When viewing HTML contents under the /content/raw/ endpoint of the web app, we currently return text/plain as MIME type in the HTTP response. See, e.g.:

$ curl -s --head https://archive.softwareheritage.org/browse/content/sha256:1d727fc911579e5ec2d6cd463189cdb76bf7ef6c8f487f1a0701a1ec06aabdf1/raw/ | grep -i Content-Type
Content-Type: text/plain

This means we currently have no way of allowing users to render HTML pages in-browser, short of downloading them and open them locally --- which is not very practical.

Rendering the HTML within the webapp is not terribly safe, so that's probably out of question.

On the other hand, returning a best-guess Content-Type when browsing content via /content/raw might be an option?
And probably we can just reuse the libmagic-detected MIME type that we already use for other purposes?

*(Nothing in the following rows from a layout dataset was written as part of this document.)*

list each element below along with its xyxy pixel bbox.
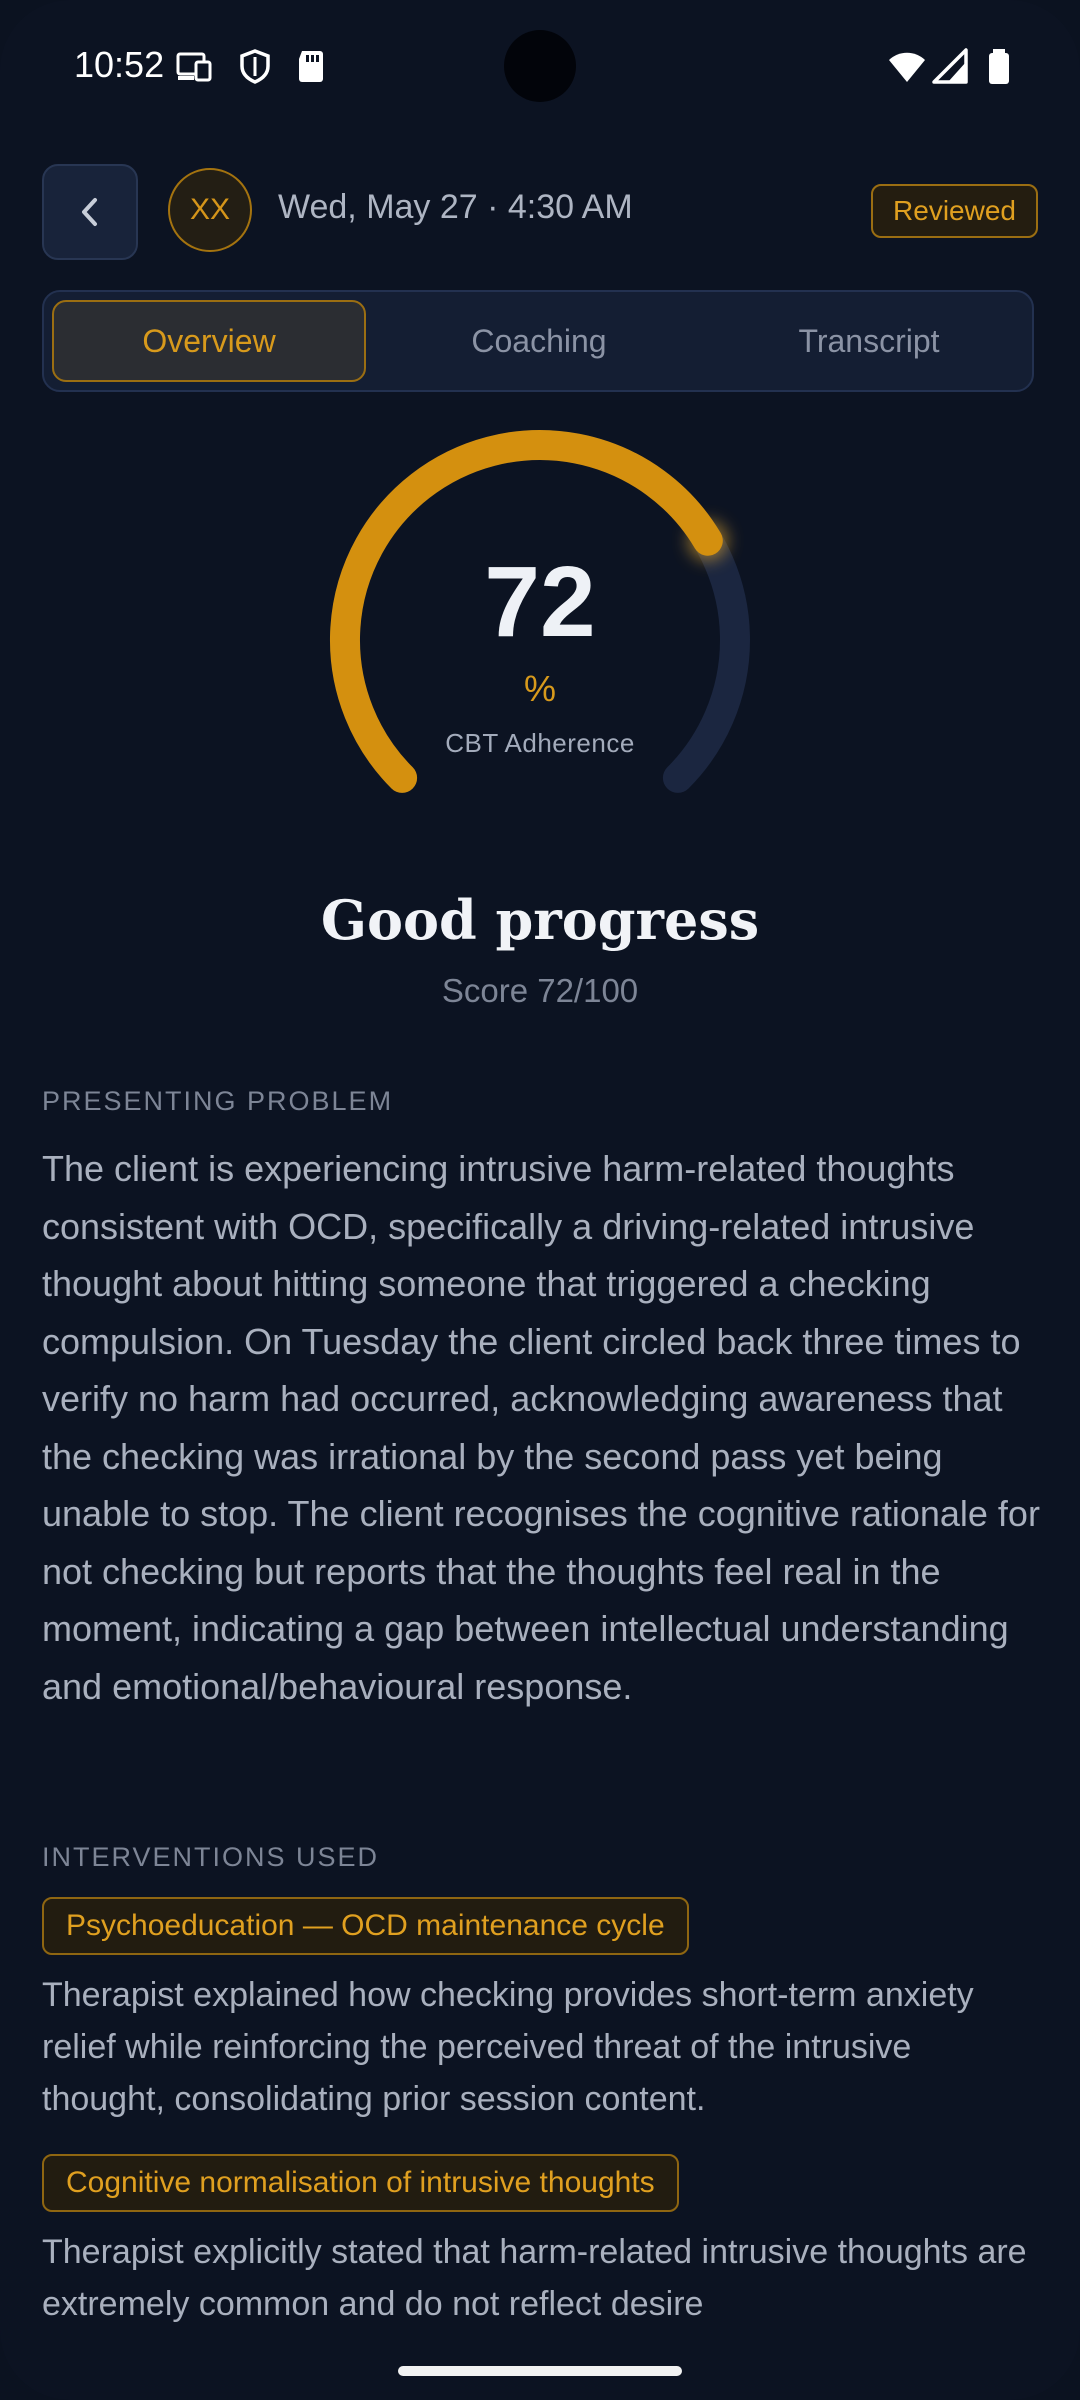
shield-icon xyxy=(240,49,270,84)
intervention-text: Therapist explained how checking provide… xyxy=(42,1976,974,2118)
wifi-icon xyxy=(889,52,925,82)
tab-coaching[interactable]: Coaching xyxy=(382,300,696,382)
battery-icon xyxy=(989,49,1009,84)
verdict-heading: Good progress xyxy=(320,888,760,952)
app-screen: 10:52 XX Wed, May 27 · 4:30 AM Reviewed … xyxy=(0,0,1080,2400)
chevron-left-icon xyxy=(82,198,97,226)
camera-cutout xyxy=(504,30,576,102)
score-line: Score 72/100 xyxy=(441,972,639,1009)
signal-icon xyxy=(932,48,968,84)
tab-bar: Overview Coaching Transcript xyxy=(42,290,1034,392)
intervention-chip: Psychoeducation — OCD maintenance cycle xyxy=(42,1897,689,1955)
status-time: 10:52 xyxy=(74,44,165,85)
session-date: Wed, May 27 · 4:30 AM xyxy=(278,188,633,226)
status-badge: Reviewed xyxy=(871,184,1038,238)
avatar: XX xyxy=(168,168,252,252)
score-unit: % xyxy=(523,668,556,709)
presenting-problem-text: The client is experiencing intrusive har… xyxy=(42,1148,1040,1707)
presenting-problem-label: PRESENTING PROBLEM xyxy=(42,1086,394,1116)
intervention-chip: Cognitive normalisation of intrusive tho… xyxy=(42,2154,679,2212)
intervention-text: Therapist explicitly stated that harm-re… xyxy=(42,2233,1027,2323)
cast-devices-icon xyxy=(176,52,212,82)
score-value: 72 xyxy=(484,546,596,658)
home-indicator[interactable] xyxy=(398,2366,682,2376)
tab-overview[interactable]: Overview xyxy=(52,300,366,382)
tab-transcript[interactable]: Transcript xyxy=(712,300,1026,382)
score-caption: CBT Adherence xyxy=(445,728,635,758)
interventions-label: INTERVENTIONS USED xyxy=(42,1842,380,1872)
back-button[interactable] xyxy=(42,164,138,260)
sd-card-icon xyxy=(299,51,323,82)
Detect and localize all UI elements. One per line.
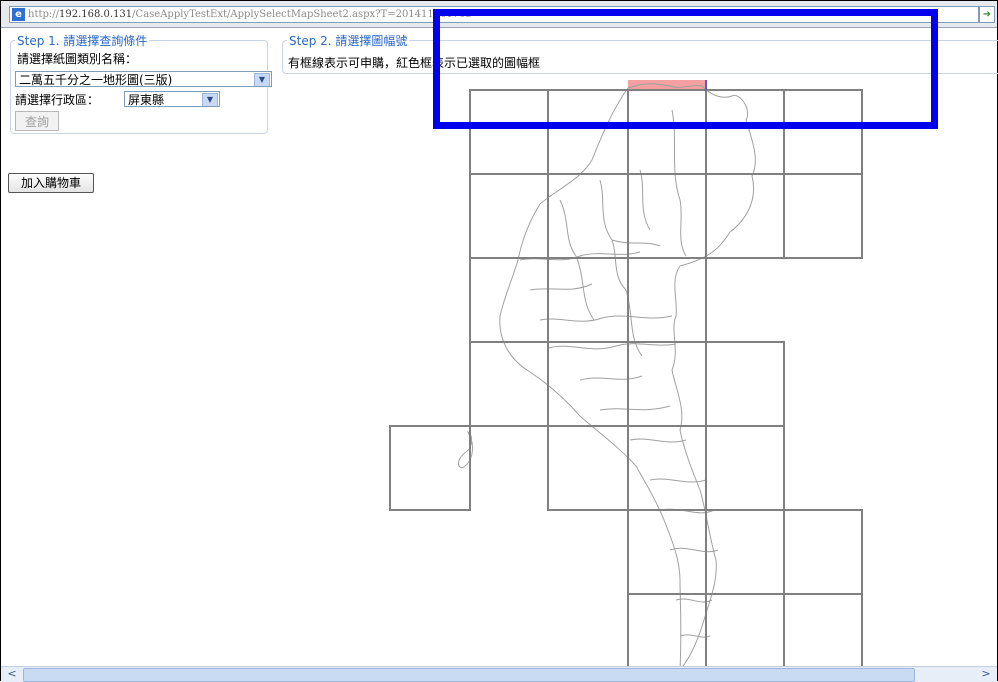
query-button[interactable]: 查詢: [15, 111, 59, 131]
address-host: 192.168.0.131: [59, 9, 133, 20]
scrollbar-thumb[interactable]: [23, 668, 915, 682]
address-path: /CaseApplyTestExt/ApplySelectMapSheet2.a…: [132, 9, 472, 20]
add-to-cart-button[interactable]: 加入購物車: [8, 173, 94, 193]
map-sheet-grid: [389, 80, 863, 670]
horizontal-scrollbar[interactable]: < >: [1, 666, 997, 682]
scroll-right-icon[interactable]: >: [978, 667, 994, 681]
step2-legend: Step 2. 請選擇圖幅號: [289, 34, 408, 48]
sheet-grid-lines: [389, 89, 863, 670]
district-select[interactable]: 屏東縣 ▼: [124, 91, 220, 107]
district-label: 請選擇行政區：: [15, 93, 100, 107]
go-icon[interactable]: ➜: [979, 6, 995, 23]
district-value: 屏東縣: [128, 93, 165, 107]
chevron-down-icon[interactable]: ▼: [254, 73, 270, 86]
scroll-left-icon[interactable]: <: [4, 667, 20, 681]
highlight-box: [433, 9, 938, 129]
address-prefix: http://: [28, 9, 59, 20]
sheet-type-label: 請選擇紙圖類別名稱：: [17, 52, 138, 66]
county-outline: [458, 83, 756, 670]
sheet-type-select[interactable]: 二萬五千分之一地形圖(三版) ▼: [15, 71, 272, 87]
sheet-type-value: 二萬五千分之一地形圖(三版): [19, 73, 173, 87]
ie-page-icon: e: [12, 8, 25, 21]
step1-legend: Step 1. 請選擇查詢條件: [17, 34, 148, 48]
chevron-down-icon[interactable]: ▼: [202, 93, 218, 106]
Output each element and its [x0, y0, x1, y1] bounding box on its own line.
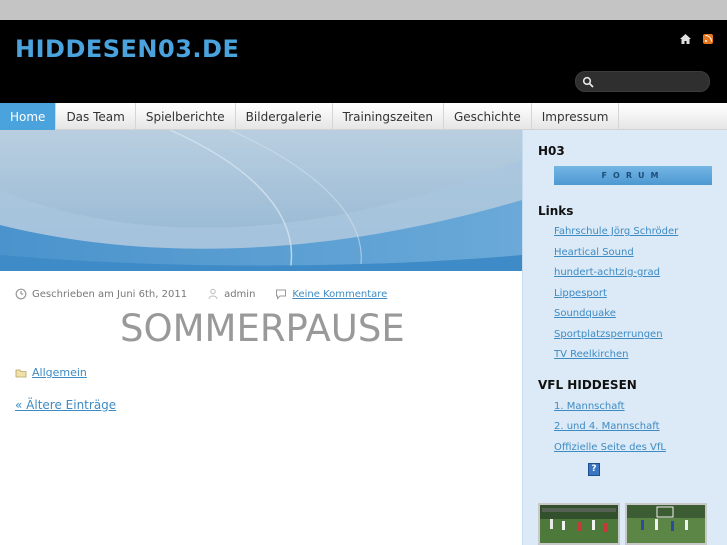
sidebar-link-soundquake[interactable]: Soundquake: [554, 308, 616, 319]
sidebar-link-offizielle-seite[interactable]: Offizielle Seite des VfL: [554, 442, 666, 453]
sidebar-link-2-und-4-mannschaft[interactable]: 2. und 4. Mannschaft: [554, 421, 660, 432]
folder-icon: [15, 369, 27, 377]
clock-icon: [15, 288, 27, 300]
older-entries-link[interactable]: « Ältere Einträge: [15, 398, 116, 412]
post-author: admin: [224, 288, 256, 300]
football-photo-1: [540, 505, 618, 543]
main-nav: Home Das Team Spielberichte Bildergaleri…: [0, 103, 727, 130]
sidebar-link-1-mannschaft[interactable]: 1. Mannschaft: [554, 401, 625, 412]
comments-link[interactable]: Keine Kommentare: [292, 289, 387, 300]
search-icon[interactable]: [582, 76, 594, 88]
nav-item-home[interactable]: Home: [0, 103, 57, 130]
author-icon: [208, 288, 218, 300]
sidebar-heading-links: Links: [538, 204, 574, 218]
post-date: Geschrieben am Juni 6th, 2011: [32, 288, 188, 300]
site-title[interactable]: HIDDESEN03.DE: [15, 35, 239, 63]
post-category: Allgemein: [15, 366, 87, 379]
nav-item-spielberichte[interactable]: Spielberichte: [136, 103, 236, 130]
nav-item-trainingszeiten[interactable]: Trainingszeiten: [333, 103, 444, 130]
gallery-thumbnail-2[interactable]: [625, 503, 707, 545]
help-icon[interactable]: ?: [588, 463, 600, 476]
nav-item-geschichte[interactable]: Geschichte: [444, 103, 532, 130]
sidebar: H03 FORUM Links Fahrschule Jörg Schröder…: [522, 130, 727, 545]
search-input[interactable]: [598, 74, 704, 89]
forum-banner[interactable]: FORUM: [554, 166, 712, 185]
football-photo-2: [627, 505, 705, 543]
sidebar-heading-vfl: VFL HIDDESEN: [538, 378, 637, 392]
header-banner: [0, 130, 522, 271]
post-title[interactable]: SOMMERPAUSE: [120, 307, 405, 350]
sidebar-link-lippesport[interactable]: Lippesport: [554, 288, 607, 299]
search-box[interactable]: [575, 71, 710, 92]
comment-icon: [276, 289, 287, 300]
nav-item-bildergalerie[interactable]: Bildergalerie: [236, 103, 333, 130]
category-link[interactable]: Allgemein: [32, 366, 87, 379]
nav-item-impressum[interactable]: Impressum: [532, 103, 620, 130]
sidebar-link-fahrschule[interactable]: Fahrschule Jörg Schröder: [554, 226, 678, 237]
top-strip: [0, 0, 727, 20]
gallery-thumbnail-1[interactable]: [538, 503, 620, 545]
post-meta: Geschrieben am Juni 6th, 2011 admin Kein…: [15, 288, 387, 300]
sidebar-heading-h03: H03: [538, 144, 565, 158]
site-header: HIDDESEN03.DE: [0, 20, 727, 103]
nav-item-das-team[interactable]: Das Team: [56, 103, 136, 130]
home-icon[interactable]: [680, 34, 691, 44]
sidebar-link-tv-reelkirchen[interactable]: TV Reelkirchen: [554, 349, 629, 360]
rss-icon[interactable]: [703, 34, 713, 44]
sidebar-link-sportplatzsperrungen[interactable]: Sportplatzsperrungen: [554, 329, 663, 340]
sidebar-link-heartical-sound[interactable]: Heartical Sound: [554, 247, 634, 258]
header-icons: [680, 34, 713, 44]
sidebar-link-hundert-achtzig-grad[interactable]: hundert-achtzig-grad: [554, 267, 660, 278]
banner-graphic: [0, 130, 522, 271]
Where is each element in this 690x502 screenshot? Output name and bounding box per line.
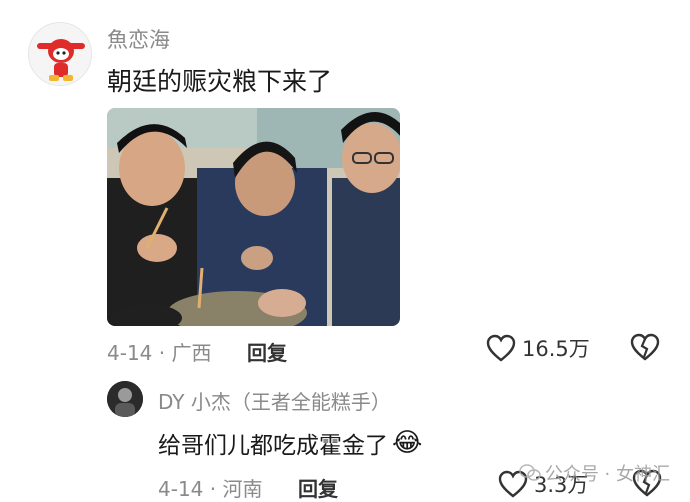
avatar[interactable] [28,22,92,86]
reply-location: 河南 [222,477,263,501]
reply-avatar[interactable] [107,381,143,417]
dislike-button[interactable] [630,333,660,365]
comment-photo[interactable] [107,108,400,326]
comment-date: 4-14 [107,341,153,365]
reply-text: 给哥们儿都吃成霍金了 [158,433,388,459]
reply-date: 4-14 [158,477,204,501]
reply-reply-button[interactable]: 回复 [298,473,338,502]
reply-meta: 4-14 · 河南 [158,473,262,502]
reply-avatar-image [107,381,143,417]
like-button[interactable]: 16.5万 [486,333,590,363]
avatar-image [29,23,91,85]
watermark: 公众号 · 女神汇 [519,460,670,486]
comment-meta: 4-14 · 广西 [107,337,211,366]
heart-icon [486,334,516,362]
separator: · [209,477,217,501]
wechat-icon [519,464,541,481]
comment-text: 朝廷的赈灾粮下来了 [107,67,333,96]
comment-username[interactable]: 魚恋海 [107,24,170,54]
reply-button[interactable]: 回复 [247,337,287,366]
broken-heart-icon [630,333,660,361]
reply-username[interactable]: DY 小杰（王者全能糕手） [158,386,391,415]
like-count: 16.5万 [522,337,590,361]
separator: · [158,341,166,365]
comment-location: 广西 [171,341,212,365]
reply-comment: 给哥们儿都吃成霍金了 😂 [158,426,422,460]
photo-image [107,108,400,326]
watermark-text: 公众号 · 女神汇 [544,464,670,485]
laughing-emoji-icon: 😂 [392,428,423,458]
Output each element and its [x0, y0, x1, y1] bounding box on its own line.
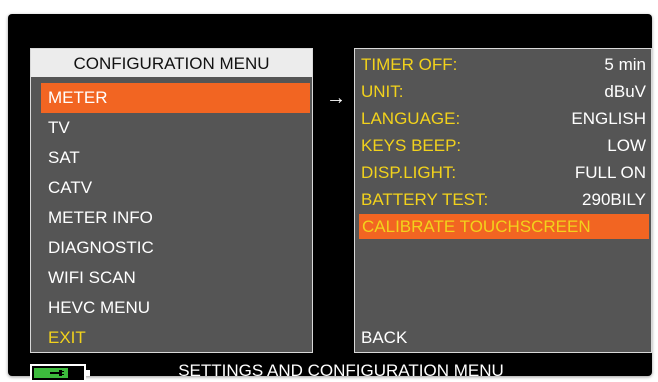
menu-item-sat[interactable]: SAT: [41, 143, 310, 173]
setting-label: KEYS BEEP:: [361, 136, 462, 155]
menu-item-diagnostic[interactable]: DIAGNOSTIC: [41, 233, 310, 263]
menu-item-meter[interactable]: METER: [41, 83, 310, 113]
setting-label: DISP.LIGHT:: [361, 163, 457, 182]
setting-label: LANGUAGE:: [361, 109, 461, 128]
menu-item-tv[interactable]: TV: [41, 113, 310, 143]
setting-value: 290BILY: [582, 190, 646, 209]
setting-row-disp-light[interactable]: DISP.LIGHT: FULL ON: [361, 160, 646, 186]
setting-row-timer-off[interactable]: TIMER OFF: 5 min: [361, 52, 646, 78]
status-bar-text: SETTINGS AND CONFIGURATION MENU: [178, 361, 504, 380]
setting-row-battery-test[interactable]: BATTERY TEST: 290BILY: [361, 187, 646, 213]
configuration-menu-panel: CONFIGURATION MENU METER TV SAT CATV MET…: [30, 48, 313, 353]
menu-title: CONFIGURATION MENU: [31, 49, 312, 77]
menu-item-exit[interactable]: EXIT: [41, 323, 310, 353]
setting-row-unit[interactable]: UNIT: dBuV: [361, 79, 646, 105]
setting-row-language[interactable]: LANGUAGE: ENGLISH: [361, 106, 646, 132]
menu-item-catv[interactable]: CATV: [41, 173, 310, 203]
setting-label: UNIT:: [361, 82, 404, 101]
device-screen: CONFIGURATION MENU METER TV SAT CATV MET…: [8, 14, 652, 382]
calibrate-touchscreen-button[interactable]: CALIBRATE TOUCHSCREEN: [359, 214, 649, 239]
setting-value: dBuV: [604, 82, 646, 101]
setting-label: BATTERY TEST:: [361, 190, 489, 209]
right-arrow-icon: →: [326, 87, 346, 109]
settings-panel: TIMER OFF: 5 min UNIT: dBuV LANGUAGE: EN…: [354, 48, 652, 353]
menu-item-hevc-menu[interactable]: HEVC MENU: [41, 293, 310, 323]
setting-row-keys-beep[interactable]: KEYS BEEP: LOW: [361, 133, 646, 159]
menu-item-wifi-scan[interactable]: WIFI SCAN: [41, 263, 310, 293]
setting-label: TIMER OFF:: [361, 55, 458, 74]
setting-value: ENGLISH: [571, 109, 646, 128]
setting-value: FULL ON: [574, 163, 646, 182]
setting-value: LOW: [607, 136, 646, 155]
setting-value: 5 min: [604, 55, 646, 74]
menu-item-meter-info[interactable]: METER INFO: [41, 203, 310, 233]
back-button[interactable]: BACK: [361, 325, 407, 351]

(thanks to Konrad Hinsen for this feature request)

Event Timeline

zack triaged this task as Wishlist priority.Aug 25 2018, 4:23 PM
zack created this task.
anlambert claimed this task.
anlambert added a subscriber: anlambert.

Closing this as from my point of view, the browse/content/raw endpoint should only have text/plain or application/octet-stream content type.

Every code hosting solution like GitHub or GitLab is proceeding like this so the current behavior is the right one.

All specific content rendering should be handlled in the browse/content endpoint instead.